I have their Ken Onion Edition knife sharpener and it's amazing. I plan to get one of these as soon as budget allows. I love my little water stones and the "old school" vibe, but sharpening is something that, really it doesn't matter HOW you do it, you just have to DO IT. So whatever system get's it done best for you, in the most painless way, use that. Thanks for the review! Wish I could find it for $109!


----------



## b2rtch

I had one of this Worksharp, I used once and then I never used it again, After a few years I sold to to someone else.


----------



## rad457

I use a hollow grind and water stones, with the 60 1/2 blade can have a fresh edge in about 2 minutes, but since I switched to the LV PMV blades this happens very seldom. Sometimes I do use the Vertias honing guide to put a new angle on a blade or to bring it back to square after a boo boo!


----------



## johnstoneb

I've had the WS 3000 for about a year and half.It works great. I actually sharpen tools now. Sharp tools are great to work with.


----------



## kapanen

curious on how it would do with lathe chisels?


----------



## flwoodhacker

The Worksharp has been a valuable tool in my shop. Like you commented, it is easy to set up and start sharpening. In response to sharpening lathe tools I have seen jigs built for that purpose. I use a slow speed grinder and the Wolverine system (that rocks). Stumpy has a setup that looks pretty interesting: http://www.stumpynubs.com/worksharp-3000.html (Stumpy owes me a t-shirt for the plug).
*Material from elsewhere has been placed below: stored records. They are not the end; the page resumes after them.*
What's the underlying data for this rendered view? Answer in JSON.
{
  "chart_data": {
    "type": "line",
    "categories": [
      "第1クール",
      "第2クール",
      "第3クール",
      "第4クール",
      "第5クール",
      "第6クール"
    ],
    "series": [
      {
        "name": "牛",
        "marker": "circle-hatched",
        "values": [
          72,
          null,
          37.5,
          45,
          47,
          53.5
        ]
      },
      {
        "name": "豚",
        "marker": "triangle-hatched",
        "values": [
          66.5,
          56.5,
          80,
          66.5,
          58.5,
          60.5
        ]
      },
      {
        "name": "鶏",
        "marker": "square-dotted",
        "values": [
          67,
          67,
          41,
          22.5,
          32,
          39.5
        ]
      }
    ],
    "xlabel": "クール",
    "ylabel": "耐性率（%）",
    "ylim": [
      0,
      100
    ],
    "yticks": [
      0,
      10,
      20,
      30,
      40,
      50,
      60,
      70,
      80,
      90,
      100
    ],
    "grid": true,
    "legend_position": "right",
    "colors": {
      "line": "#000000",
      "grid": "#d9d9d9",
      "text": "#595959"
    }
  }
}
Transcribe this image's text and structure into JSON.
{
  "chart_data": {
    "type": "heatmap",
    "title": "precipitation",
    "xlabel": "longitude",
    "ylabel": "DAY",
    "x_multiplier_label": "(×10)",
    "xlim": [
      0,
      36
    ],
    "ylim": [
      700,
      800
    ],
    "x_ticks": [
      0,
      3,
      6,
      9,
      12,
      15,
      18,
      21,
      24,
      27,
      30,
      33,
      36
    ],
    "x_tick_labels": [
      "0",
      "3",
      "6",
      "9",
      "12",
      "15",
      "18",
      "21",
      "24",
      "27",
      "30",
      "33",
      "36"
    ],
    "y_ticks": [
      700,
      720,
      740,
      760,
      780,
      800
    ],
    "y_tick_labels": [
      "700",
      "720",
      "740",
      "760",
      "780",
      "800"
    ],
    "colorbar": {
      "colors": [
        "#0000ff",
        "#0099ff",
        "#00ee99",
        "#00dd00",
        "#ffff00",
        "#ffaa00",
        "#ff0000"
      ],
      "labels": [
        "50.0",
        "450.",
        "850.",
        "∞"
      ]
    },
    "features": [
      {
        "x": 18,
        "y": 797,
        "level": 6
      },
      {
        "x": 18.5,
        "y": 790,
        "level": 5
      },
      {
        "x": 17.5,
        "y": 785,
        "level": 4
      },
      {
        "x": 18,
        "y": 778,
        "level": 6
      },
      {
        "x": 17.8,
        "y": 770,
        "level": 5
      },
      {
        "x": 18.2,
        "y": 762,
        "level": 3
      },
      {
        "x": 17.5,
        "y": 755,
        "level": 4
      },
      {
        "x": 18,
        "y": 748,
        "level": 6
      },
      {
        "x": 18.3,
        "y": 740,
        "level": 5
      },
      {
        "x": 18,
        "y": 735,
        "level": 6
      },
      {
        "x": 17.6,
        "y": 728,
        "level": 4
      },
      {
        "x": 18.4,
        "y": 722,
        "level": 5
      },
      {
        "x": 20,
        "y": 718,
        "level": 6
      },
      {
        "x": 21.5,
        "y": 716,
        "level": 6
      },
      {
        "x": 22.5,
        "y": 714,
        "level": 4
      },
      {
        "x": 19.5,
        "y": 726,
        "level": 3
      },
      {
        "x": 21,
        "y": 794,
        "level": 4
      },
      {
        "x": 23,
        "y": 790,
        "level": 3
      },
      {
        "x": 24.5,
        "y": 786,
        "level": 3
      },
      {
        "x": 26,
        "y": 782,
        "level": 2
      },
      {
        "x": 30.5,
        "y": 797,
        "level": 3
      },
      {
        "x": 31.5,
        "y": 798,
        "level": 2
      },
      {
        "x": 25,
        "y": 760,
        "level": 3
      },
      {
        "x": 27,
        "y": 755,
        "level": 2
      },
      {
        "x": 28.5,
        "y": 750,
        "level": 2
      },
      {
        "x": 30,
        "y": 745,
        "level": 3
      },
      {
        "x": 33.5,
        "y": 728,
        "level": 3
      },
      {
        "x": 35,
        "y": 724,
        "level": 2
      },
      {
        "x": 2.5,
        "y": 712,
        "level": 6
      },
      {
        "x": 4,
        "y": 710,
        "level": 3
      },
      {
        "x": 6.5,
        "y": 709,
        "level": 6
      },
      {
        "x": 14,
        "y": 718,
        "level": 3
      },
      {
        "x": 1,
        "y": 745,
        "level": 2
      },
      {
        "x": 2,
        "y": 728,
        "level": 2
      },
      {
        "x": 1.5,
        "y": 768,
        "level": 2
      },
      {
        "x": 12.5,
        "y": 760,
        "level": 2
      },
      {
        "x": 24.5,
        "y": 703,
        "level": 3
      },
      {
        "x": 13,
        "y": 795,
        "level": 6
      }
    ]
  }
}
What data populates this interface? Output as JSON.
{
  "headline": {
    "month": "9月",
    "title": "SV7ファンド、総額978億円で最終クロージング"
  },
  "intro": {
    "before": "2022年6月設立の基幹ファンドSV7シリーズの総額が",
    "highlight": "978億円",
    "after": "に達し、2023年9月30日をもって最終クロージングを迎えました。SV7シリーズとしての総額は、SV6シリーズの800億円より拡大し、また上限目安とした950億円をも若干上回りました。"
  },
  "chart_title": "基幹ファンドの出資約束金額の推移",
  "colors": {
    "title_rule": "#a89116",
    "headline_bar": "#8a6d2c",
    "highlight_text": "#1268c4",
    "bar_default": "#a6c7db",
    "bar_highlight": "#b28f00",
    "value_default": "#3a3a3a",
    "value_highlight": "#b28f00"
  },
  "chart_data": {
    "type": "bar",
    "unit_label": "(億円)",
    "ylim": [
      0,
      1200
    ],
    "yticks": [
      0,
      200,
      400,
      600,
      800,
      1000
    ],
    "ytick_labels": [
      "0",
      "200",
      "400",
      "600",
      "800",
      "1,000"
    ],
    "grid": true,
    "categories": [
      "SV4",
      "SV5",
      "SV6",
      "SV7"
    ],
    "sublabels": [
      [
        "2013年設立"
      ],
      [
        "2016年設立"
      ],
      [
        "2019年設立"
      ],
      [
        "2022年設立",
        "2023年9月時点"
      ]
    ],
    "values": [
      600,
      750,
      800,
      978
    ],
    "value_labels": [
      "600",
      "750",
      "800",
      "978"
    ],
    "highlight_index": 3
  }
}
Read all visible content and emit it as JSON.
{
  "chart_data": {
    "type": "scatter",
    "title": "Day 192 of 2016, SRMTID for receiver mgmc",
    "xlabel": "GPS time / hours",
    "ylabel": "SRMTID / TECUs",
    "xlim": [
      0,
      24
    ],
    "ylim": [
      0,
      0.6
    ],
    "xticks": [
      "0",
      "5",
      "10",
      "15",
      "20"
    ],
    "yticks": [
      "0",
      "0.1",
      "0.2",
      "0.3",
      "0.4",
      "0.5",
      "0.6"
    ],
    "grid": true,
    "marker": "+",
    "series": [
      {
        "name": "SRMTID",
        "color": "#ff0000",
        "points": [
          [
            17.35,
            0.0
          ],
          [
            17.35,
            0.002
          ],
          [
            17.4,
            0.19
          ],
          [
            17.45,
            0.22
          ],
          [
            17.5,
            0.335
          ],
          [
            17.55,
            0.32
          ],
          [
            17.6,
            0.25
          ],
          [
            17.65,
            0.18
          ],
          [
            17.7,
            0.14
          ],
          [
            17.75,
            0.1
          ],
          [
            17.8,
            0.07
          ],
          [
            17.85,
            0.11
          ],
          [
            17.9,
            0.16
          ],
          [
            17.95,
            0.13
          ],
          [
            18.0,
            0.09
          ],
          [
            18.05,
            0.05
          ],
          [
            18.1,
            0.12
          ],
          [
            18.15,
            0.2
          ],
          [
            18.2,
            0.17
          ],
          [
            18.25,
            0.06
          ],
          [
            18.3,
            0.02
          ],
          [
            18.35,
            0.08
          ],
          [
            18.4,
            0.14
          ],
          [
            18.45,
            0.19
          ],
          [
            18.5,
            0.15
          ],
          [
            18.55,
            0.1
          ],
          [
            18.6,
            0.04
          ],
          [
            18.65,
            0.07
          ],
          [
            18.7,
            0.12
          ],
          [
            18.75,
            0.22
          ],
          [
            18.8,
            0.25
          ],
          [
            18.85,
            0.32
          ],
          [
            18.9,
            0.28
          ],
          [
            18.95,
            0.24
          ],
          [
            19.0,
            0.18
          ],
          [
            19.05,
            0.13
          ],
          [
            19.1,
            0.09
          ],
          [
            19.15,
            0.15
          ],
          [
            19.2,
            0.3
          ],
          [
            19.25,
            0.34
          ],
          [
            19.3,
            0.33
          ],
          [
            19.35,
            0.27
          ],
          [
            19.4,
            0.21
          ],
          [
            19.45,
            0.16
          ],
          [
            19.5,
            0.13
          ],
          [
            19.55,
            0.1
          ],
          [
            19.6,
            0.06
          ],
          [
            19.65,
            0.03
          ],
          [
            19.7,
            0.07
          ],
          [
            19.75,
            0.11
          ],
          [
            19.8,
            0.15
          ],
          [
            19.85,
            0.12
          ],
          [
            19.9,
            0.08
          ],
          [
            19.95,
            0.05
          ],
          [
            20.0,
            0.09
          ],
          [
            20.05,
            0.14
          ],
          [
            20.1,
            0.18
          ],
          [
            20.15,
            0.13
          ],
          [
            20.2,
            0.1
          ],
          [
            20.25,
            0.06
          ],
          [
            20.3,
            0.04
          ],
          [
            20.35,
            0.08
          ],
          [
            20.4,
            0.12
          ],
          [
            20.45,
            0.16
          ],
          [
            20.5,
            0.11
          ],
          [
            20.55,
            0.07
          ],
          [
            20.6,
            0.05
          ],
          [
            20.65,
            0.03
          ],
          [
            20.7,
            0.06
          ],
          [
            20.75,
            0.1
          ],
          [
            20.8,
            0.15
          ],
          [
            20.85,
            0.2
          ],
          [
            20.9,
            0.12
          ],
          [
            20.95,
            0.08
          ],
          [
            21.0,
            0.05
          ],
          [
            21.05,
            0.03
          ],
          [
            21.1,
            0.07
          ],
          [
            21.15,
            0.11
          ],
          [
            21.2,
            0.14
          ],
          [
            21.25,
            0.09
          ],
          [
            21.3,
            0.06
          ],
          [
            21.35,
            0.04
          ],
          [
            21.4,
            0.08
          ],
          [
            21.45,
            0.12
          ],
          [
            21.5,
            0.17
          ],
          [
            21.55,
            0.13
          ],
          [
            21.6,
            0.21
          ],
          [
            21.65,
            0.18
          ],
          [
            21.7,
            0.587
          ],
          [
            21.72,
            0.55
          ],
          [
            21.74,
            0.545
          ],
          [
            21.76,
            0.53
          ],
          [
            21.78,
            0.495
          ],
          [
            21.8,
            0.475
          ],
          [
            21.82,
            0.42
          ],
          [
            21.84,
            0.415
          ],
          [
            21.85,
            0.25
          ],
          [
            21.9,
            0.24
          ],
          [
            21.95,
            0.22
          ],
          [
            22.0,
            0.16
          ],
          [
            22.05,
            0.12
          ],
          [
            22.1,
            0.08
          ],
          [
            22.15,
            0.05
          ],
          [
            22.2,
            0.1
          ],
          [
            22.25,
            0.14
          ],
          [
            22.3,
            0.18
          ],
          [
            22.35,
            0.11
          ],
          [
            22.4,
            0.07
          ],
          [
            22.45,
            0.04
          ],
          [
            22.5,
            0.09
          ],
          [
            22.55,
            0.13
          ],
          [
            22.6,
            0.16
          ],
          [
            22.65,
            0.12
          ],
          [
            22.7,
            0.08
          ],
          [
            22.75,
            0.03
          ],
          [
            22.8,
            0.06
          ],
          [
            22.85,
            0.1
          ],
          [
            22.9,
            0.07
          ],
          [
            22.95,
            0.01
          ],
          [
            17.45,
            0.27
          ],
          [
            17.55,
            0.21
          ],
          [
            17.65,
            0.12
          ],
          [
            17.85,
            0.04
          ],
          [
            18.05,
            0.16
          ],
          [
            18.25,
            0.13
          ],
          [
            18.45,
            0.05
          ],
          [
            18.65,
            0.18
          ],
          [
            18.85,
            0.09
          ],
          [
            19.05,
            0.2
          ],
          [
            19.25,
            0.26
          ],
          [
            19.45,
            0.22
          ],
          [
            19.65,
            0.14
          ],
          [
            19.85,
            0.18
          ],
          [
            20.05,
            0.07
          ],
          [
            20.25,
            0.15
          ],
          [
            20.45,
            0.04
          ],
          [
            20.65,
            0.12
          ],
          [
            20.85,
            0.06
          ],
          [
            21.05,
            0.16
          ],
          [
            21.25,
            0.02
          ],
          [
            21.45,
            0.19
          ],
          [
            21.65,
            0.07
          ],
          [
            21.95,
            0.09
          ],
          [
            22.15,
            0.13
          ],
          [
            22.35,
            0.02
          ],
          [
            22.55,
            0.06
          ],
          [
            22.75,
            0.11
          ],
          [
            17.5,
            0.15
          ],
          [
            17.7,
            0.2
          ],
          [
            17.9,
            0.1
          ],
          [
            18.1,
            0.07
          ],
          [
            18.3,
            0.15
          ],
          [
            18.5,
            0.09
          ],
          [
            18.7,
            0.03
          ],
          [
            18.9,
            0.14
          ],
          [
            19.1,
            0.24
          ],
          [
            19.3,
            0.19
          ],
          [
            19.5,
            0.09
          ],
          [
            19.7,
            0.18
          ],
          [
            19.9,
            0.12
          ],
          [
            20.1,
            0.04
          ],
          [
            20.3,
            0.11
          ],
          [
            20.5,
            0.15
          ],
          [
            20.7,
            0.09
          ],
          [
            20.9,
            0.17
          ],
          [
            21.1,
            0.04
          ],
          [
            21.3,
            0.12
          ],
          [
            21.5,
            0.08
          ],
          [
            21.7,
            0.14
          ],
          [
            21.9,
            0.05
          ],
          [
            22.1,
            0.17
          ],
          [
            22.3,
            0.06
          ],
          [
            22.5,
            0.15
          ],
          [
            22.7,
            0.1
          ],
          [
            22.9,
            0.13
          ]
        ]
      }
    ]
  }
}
No matter what method you use to sharpen your tools just keep them sharp. Makes woodworking tasks easier and a lot less dangerous.


----------



## Holt

> curious on how it would do with lathe chisels?
> 
> - kapanen


It works great (for me) with straight edges. i got the plane blade gadget to go with mine and it makes sharpening pretty much user proof. If you had a good eye and hand, you could probably do lathe chisels, but if you had both of those, why would you need this beasty.

You can buy better paper for less from Klingspor (http://www.woodworkingshop.com/product/sd06199/#.VKwHOyvF_AQ). i bought enough of the glass disks that I can dedicate one (top and bottom) to one particular grit. Makes it fast to fly through the grits for chisels (bottom) or plane blades (top).


----------



## mramseyISU

Holt That's good to know about that paper. I love my worksharp but hate how much abrasives cost.


----------



## ChuckC

I have this and used it for a while. I bought a LN 4 1/2 plane and the blade it too wide for this sharpener. I ended up getting water stones and now I prefer that. I now use the WS to establish the primary bevel for whatever I have to sharpen, minus the 4 1/2, and move on to the water stones after that for the secondary bevel and go up to 10k in grit.

Another thing about the WS is I never got the hang of free honing with the felt wheel and leather wheel. I think I ended up making it worse so I stopped using them.


----------



## woodmaker

I have this and love it. I can't sharpen worth a hoot and this takes that stress away.
I haven't done Lathe tools or carving tools yet but with the see through window on the specific disc you can see where you need to grind at. 
Of course now that I have two lathes (mini & midi) I suppose I better learn.


----------



## sikrap

For those that are looking to buy one of these, check your local Sears Outlet. There are some available at these outlets at ridiculously low prices.


----------



## wormil

A fellow woodworker showed me his work sharp over the weekend. He uses it for chisels and lathe tools. Impressive how quickly it achieved a mirror polished, razor sharp edge.


----------



## Fired_Yo_Momma

Sears outlet has these on sale right now for 71 bucks


----------



## wormil

That's a low price, even for reconditioned.


----------